Die Sorge um das Wohl der Jugend regte sich gleich nach Kriegsende. Als ob die Wirklichkeit nicht jugendgefährdend genug gewesen wäre, regte F. J. Strauß bereits 1949 ein „Bundesgesetz gegen Schmutz und Schund“ an, was viele angesichts der allgemeinen Notlage als ziemlich absurd empfanden. Am 18. Mai 1954 war es doch so weit und die Bundesprüfstelle mit gerichtsähnlicher Funktion gegründet. Seitdem machen es sich Berufsbesorgte in ständig wechselnder Gremienbesetzung unter der Leitung ihrer derzeitigen Vorsitzenden, Elke Monssen-Engberding, zur Aufgabe, gefährdungsgeneigte Halbwüchsige vor „Schmutz und Schund“ zu bewahren, indem sie bis auf Tageszeitungen und Radio-/TV-Sendungen alle Medienobjekte „indizieren“ können.

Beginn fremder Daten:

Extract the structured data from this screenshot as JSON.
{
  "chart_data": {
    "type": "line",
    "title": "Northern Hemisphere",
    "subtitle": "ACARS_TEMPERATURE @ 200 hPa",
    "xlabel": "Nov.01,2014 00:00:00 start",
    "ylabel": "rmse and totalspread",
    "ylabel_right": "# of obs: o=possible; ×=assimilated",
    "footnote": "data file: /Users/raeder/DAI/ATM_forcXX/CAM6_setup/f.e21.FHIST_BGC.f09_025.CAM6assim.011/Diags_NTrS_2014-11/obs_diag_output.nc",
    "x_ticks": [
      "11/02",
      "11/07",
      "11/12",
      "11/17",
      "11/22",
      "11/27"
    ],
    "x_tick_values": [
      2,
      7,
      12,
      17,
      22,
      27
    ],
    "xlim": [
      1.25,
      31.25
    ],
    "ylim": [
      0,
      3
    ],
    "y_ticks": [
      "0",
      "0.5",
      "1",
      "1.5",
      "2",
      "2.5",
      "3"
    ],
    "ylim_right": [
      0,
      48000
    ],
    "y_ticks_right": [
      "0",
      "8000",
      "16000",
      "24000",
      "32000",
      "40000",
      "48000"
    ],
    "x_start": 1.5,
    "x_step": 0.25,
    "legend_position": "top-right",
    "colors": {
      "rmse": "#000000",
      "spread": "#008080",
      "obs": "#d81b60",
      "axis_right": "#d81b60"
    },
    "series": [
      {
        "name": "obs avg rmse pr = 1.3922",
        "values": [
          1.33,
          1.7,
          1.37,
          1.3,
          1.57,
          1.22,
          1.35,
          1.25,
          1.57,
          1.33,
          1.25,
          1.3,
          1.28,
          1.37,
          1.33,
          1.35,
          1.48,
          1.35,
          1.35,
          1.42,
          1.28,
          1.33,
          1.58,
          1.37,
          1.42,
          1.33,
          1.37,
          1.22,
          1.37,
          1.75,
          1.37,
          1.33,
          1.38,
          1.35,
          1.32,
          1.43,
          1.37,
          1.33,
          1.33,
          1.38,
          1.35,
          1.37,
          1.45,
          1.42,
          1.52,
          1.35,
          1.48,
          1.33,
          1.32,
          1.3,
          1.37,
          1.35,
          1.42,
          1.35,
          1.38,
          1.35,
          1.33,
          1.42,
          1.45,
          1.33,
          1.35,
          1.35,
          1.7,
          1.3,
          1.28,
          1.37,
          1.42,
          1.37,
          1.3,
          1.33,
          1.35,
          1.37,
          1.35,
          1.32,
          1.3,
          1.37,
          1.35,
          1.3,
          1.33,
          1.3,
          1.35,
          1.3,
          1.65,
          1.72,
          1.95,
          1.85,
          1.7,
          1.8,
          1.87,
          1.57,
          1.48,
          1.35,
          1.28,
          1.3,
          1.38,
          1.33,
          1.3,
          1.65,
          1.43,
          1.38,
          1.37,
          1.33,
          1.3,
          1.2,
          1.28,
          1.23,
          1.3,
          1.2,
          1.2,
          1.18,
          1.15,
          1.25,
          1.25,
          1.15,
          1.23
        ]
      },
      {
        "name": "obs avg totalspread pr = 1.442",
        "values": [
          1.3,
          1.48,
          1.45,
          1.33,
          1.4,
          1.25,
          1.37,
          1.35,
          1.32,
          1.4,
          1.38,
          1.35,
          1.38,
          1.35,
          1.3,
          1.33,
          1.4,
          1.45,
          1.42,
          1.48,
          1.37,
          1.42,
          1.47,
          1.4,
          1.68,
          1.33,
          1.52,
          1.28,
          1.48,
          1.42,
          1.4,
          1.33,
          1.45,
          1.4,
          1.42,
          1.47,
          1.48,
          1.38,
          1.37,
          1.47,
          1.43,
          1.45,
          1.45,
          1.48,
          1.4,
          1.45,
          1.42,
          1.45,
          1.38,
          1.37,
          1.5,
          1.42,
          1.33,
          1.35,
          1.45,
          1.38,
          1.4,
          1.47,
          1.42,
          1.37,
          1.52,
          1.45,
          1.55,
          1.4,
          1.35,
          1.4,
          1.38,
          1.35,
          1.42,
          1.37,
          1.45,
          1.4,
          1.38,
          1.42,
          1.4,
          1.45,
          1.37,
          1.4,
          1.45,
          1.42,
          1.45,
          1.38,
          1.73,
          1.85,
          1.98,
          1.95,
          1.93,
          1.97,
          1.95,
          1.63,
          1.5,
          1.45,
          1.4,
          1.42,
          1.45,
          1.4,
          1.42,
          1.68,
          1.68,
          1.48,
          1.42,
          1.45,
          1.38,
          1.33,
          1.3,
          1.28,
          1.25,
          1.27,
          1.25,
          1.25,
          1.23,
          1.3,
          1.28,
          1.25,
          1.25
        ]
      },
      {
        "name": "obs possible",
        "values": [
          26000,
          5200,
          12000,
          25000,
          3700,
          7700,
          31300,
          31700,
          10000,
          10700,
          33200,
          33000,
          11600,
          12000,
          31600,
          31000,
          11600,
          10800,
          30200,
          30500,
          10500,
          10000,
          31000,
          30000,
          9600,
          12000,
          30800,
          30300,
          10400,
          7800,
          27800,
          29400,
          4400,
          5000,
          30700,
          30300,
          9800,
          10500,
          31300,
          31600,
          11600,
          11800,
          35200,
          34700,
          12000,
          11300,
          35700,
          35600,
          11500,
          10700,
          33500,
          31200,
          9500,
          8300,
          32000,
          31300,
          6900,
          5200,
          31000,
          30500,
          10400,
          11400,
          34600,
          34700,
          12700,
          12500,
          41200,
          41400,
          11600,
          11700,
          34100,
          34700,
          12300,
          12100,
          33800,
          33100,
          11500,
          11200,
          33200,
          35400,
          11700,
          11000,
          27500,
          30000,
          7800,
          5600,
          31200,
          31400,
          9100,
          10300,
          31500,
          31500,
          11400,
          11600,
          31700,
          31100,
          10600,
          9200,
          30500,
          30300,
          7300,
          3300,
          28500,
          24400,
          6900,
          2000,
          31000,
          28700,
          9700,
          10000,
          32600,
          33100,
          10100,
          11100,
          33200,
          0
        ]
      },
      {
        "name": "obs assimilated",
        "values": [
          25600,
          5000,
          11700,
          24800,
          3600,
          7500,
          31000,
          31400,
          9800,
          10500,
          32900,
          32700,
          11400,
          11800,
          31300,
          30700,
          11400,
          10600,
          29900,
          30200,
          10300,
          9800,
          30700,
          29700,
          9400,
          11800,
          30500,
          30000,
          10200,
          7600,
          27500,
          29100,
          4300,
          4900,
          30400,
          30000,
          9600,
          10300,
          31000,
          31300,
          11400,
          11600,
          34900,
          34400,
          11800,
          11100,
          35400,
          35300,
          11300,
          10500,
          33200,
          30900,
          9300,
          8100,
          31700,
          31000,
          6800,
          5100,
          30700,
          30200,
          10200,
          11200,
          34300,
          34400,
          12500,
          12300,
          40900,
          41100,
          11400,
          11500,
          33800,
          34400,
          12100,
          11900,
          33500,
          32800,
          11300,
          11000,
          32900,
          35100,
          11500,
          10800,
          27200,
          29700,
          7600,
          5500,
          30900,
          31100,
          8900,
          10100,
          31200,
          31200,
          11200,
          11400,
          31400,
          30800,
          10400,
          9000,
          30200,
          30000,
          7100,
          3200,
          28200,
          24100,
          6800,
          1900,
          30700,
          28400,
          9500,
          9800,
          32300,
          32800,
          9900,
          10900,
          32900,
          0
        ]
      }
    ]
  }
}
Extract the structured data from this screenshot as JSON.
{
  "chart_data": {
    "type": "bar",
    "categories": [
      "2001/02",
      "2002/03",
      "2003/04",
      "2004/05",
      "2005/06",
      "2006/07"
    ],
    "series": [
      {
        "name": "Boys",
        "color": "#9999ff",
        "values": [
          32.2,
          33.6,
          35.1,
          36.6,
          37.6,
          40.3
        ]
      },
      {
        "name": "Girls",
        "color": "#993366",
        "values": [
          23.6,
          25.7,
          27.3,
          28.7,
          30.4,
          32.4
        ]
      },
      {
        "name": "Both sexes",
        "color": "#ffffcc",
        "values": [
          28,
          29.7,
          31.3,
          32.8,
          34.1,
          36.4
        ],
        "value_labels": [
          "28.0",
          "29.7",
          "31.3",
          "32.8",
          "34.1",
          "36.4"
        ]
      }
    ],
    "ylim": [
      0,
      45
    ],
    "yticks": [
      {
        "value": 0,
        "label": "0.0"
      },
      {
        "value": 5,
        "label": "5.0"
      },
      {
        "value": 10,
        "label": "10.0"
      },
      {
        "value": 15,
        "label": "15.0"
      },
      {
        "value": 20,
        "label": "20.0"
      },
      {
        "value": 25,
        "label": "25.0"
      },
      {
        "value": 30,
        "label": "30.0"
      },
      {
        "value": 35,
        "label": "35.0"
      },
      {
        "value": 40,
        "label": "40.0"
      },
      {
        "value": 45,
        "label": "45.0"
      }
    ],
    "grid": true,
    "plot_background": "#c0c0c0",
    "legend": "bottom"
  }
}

Nach Jahrzehnten des spießigen Herummäkelns an blanken Busen werden heute keine von der Freiwilligen Selbstkontrolle freigegebenen Filme oder PC-Spiele mehr indiziert, es landen kaum noch Comics auf dem Index, und man konzentriert sich eher auf rechtsextreme Inhalte. Bedenklich bleiben jedoch die gerichtlichen Totalverbote der Prüfstelle wie „Braindead“, „Tanz der Teufel“ oder „Texas Chainsaw Massacre“. Und aktuelles Beispiel: der Splatter „Blood Feast“ von 1963 (!) – obwohl die Filmwissenschaft alle genannten Werke als Kunst einstuft. Selbst Frank Trebbins Filmlexikon „Die Angst sitzt neben Dir“ (als CD-ROM) darf nicht mehr gehandelt werden.
Statt auf eine Förderung der Medienkompetenz setzt man hierzulande beim mündigen Bürger immer noch auf die normative Kraft des faktischen Totalverbotes. Daran wird sich so schnell wohl nichts ändern, der nächste Werte-Backlash hat sich ja bereits angekündigt.